Familienrichter: Skepsis zu Sachwalterschaft neu

Mit Skepsis reagieren die Familienrichter auf das Projekt, mit dem ÖVP-Justizminister Wolfgang Brandstetter die Zahl von Sachwalterschaften verringern will. Dabei wird versucht, Menschen mit psychischen oder intellektuellen Beeinträchtigungen soweit zu unterstützen, dass sie weiter selbst über ihr Leben bestimmen können. Aber mit den bisherigen, bescheidenen Mitteln werde sich nichts ändern, so die Familienrichter.

Morgenjournal, 7.4.2014

"Ohne Geld wird's nicht funktionieren"

Keine Macht über das eigene Geld, keine eigene Unterschrift und keine freie Entscheidung - das gilt für immer mehr Menschen in Österreich. Knapp 60.000 sind es bereits, sie sind - wie es im Juristendeutsch heißt - "besachwaltet". Eingedämmt werden soll diese Zahl durch ein Modellprojekt mit verbindlichem Clearing, also dem Versuch, mit Unterstützung von Sozialarbeitern die Selbstbestimmung möglichst lange zu erhalten.

Die Idee sei zwar gut, sagt die Sprecherin der Familienrichter, Doris Täubel-Weinreich: "Allerdings ist so wenig Geld da, dass dieses Clearing plus, wie es heißt, nämlich dass man schaut, was kann im Vorfeld ohne Sachwalterschaft gemacht werden, ohne mehr Geld in die Hand zu nehmen, einfach nicht funktionieren wird."

"Mehr ändern als nur die Bezeichnung"

Aber zusätzliches Geld vom Justizministerium für das Modellprojekt gibt es nicht, obwohl der Versuch, eine Sachwalterschaft zu vermeiden, sehr zeitintensiv ist. Täubel-Weinreich: "Beim Clearing plus ist zum Beispiel die Vorstellung, dass ein Sozialarbeiter bei der Antragstellung für irgendwelche Sozialleistungen hilft. Das heißt, er muss dann mit dem Betroffenen hingehen und ihn begleiten. Natürlich ist das zeitintensiv" - und mit den 50 Mitarbeiterinnen und Mitarbeiter für Clearing, die es schon bisher gibt, nie zu schaffen. Nötig wäre mindestens zehn Mal so viel Personal, so die Familienrichterin. Immerhin gibt es jährlich etwa 5.000 neue Fälle dafür. Sie warnt davor, nur die Bezeichnung zu ändern: "Da bräuchte es viel mehr Kapazitäten", denn sonst würde sich für die Betroffenen gar nichts ändern, so Täubel-Weinreich.
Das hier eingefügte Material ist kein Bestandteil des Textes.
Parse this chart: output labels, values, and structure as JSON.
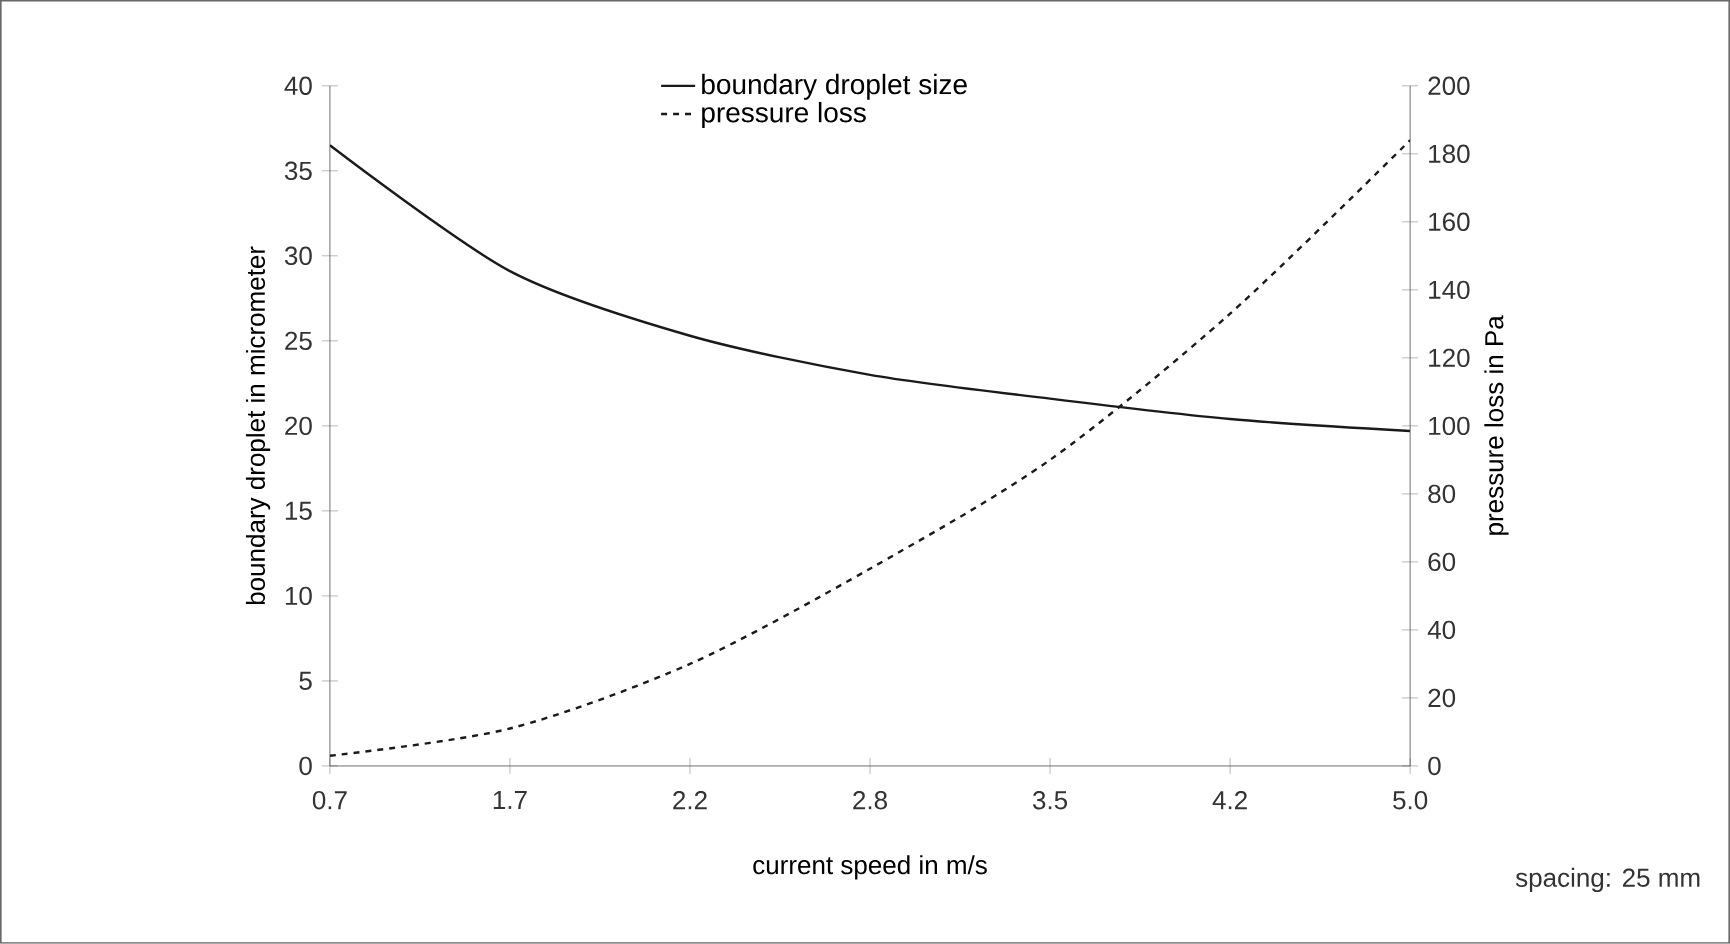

Kein gutes Geschäft für Anwälte

Die Sprecherin der Familienrichter will aber auch dem negativen Bild von Sachwaltern entgegenwirken. Die Kritik, die Sachwalter würden zum Beispiel ihre Klienten kurz halten, sei meist leicht zu entkräften: "Wenn jemand 900 Euro Mindestsicherung hat und einen Haufen Schulden, eine Wohnung und Fixkosten, dann kann ich dem wöchentlich wirklich nur wenig Geld in die Hand geben. Dass das für die Betroffenen eine Zumutung ist, verstehe ich. Aber das liegt nicht am Sachwalter, am Anwalt, sondern daran, dass der wirklich wenig Geld zur Verfügung hat."

Bei insgesamt 60.000 Fällen gebe es nur 200 begründete Beschwerden pro Jahr, so Täubel-Weinreich, außerdem gebe es andere Bereiche, in denen Anwälte viel mehr Geld verdienen könnten. "Das sind eher Rechtsanwälte, die sozial engagiert sind. Die Idee, dass die Anwälte das große Geld damit machen... Es gibt so und so viele Fälle, dass die Anwälte für ein ganzes Jahr Betreuung 600 oder 700 Euro bekommen. Und das ist wirklich wenig, wenn man das aufs Monat rechnet. Also das ist nicht einmal kostendeckend."

Wünschenswert wären jedenfalls viel mehr Sachwalter von Vereinen, für die die Betroffenen gar nichts zahlen müssen - aber auch dafür fehle einfach das Geld, so die Sprecherin der Familienrichter.